2-5 Control Registers

This section describes the system registers.

Status Register (SR)
This indicates the mode and current status of the CPU.
At reset, it is initialized into privileged mode, with the general register bank set to 1, exception requests blocked and the interrupt mask set to 15.

The operational status is indicated by the T bit only. Conditional branch instructions are also controlled by this T bit.
There are 4 interrupt mask bits, and masking can be controlled with the priority levels of 1 to 15, from low to high priorities.
The saturation S bit is used to suppress overflow from addition in multiply and accumulate operations.
M and Q are used for division. These bits automatically change during operations. The programmer doesn't have to set these bits manually.
It is possible in privileged mode only to execute instructions that change the SR.

Global Base Register (GBR)
This is used as the base address in the GBR indirect addressing mode.
When a member of an array or structure is accessed, the array or structure name is used as the pointer, and the target member is located by the relative distance from there. In that case, when 2 general registers are used for the pointer function and data, the instruction code allocates only 4bits to express the relative distance that can specify only 16 areas. The dedicated base register GBR is prepared to address this problem. It allows relative distance to be expressed in 8 bits so that it can handle 256 data items.
In addition using these 8 bits in immediate mode makes it possible to lock the bus and perform a logical operation on the memory contents without accepting any interrupt requests to obtain the result in the memory.

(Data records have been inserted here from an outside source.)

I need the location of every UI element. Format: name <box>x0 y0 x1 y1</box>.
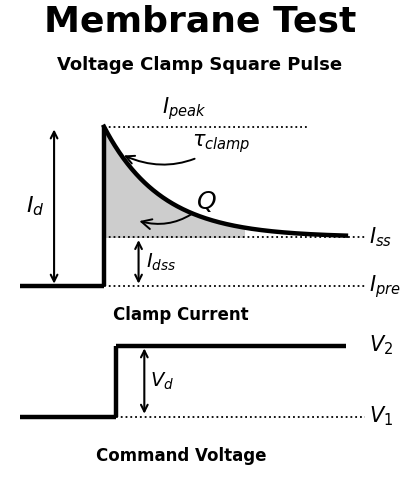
Text: Membrane Test: Membrane Test <box>44 5 356 39</box>
Text: $I_{dss}$: $I_{dss}$ <box>146 251 176 273</box>
Text: Command Voltage: Command Voltage <box>96 447 266 465</box>
Text: $\tau_{clamp}$: $\tau_{clamp}$ <box>126 132 251 165</box>
Text: Voltage Clamp Square Pulse: Voltage Clamp Square Pulse <box>58 56 342 74</box>
Polygon shape <box>104 127 244 237</box>
Text: $I_{d}$: $I_{d}$ <box>26 195 44 218</box>
Text: $Q$: $Q$ <box>142 190 217 229</box>
Text: $I_{prev}$: $I_{prev}$ <box>369 273 400 300</box>
Text: $V_{d}$: $V_{d}$ <box>150 370 174 392</box>
Text: $V_{1}$: $V_{1}$ <box>369 405 393 428</box>
Text: Clamp Current: Clamp Current <box>113 307 249 325</box>
Text: $I_{ss}$: $I_{ss}$ <box>369 226 392 249</box>
Text: $I_{peak}$: $I_{peak}$ <box>162 95 206 122</box>
Text: $V_{2}$: $V_{2}$ <box>369 334 393 357</box>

GBR can be used for bit-by-bit logical operations on memory contents, such as the peripheral function registers.

Vector Base Register (VBR)
This indicates the base address for exception handling.
At reset it is initialized to H’00000000. It is effective when general purpose OSes that require the exception handler to be rewritten are used because it can allocate the exception handler from ROM at activation after reset and in RAM after activation.

Save Program Counter (SPC) and Save Status Register (SSR)
When a general exception request or interrupt request is accepted, these registers save the Program Counter (PC) and Status Register (SR).
The RTE instruction restores the PC and SR.
SPC and SSR for saving are one set. It should be programmed to carry out SPC/SSR save and restore operations in order to accept multiple exception requests.

PR is used to call subroutine procedures and SPC and SSR are used for handling exceptions such as accepting interrupt requests. The hardware does not require a stack area. However, C compilers require a stack area for nesting functions or local variables. Renesas uses R15 as the stack pointer in its C compiler.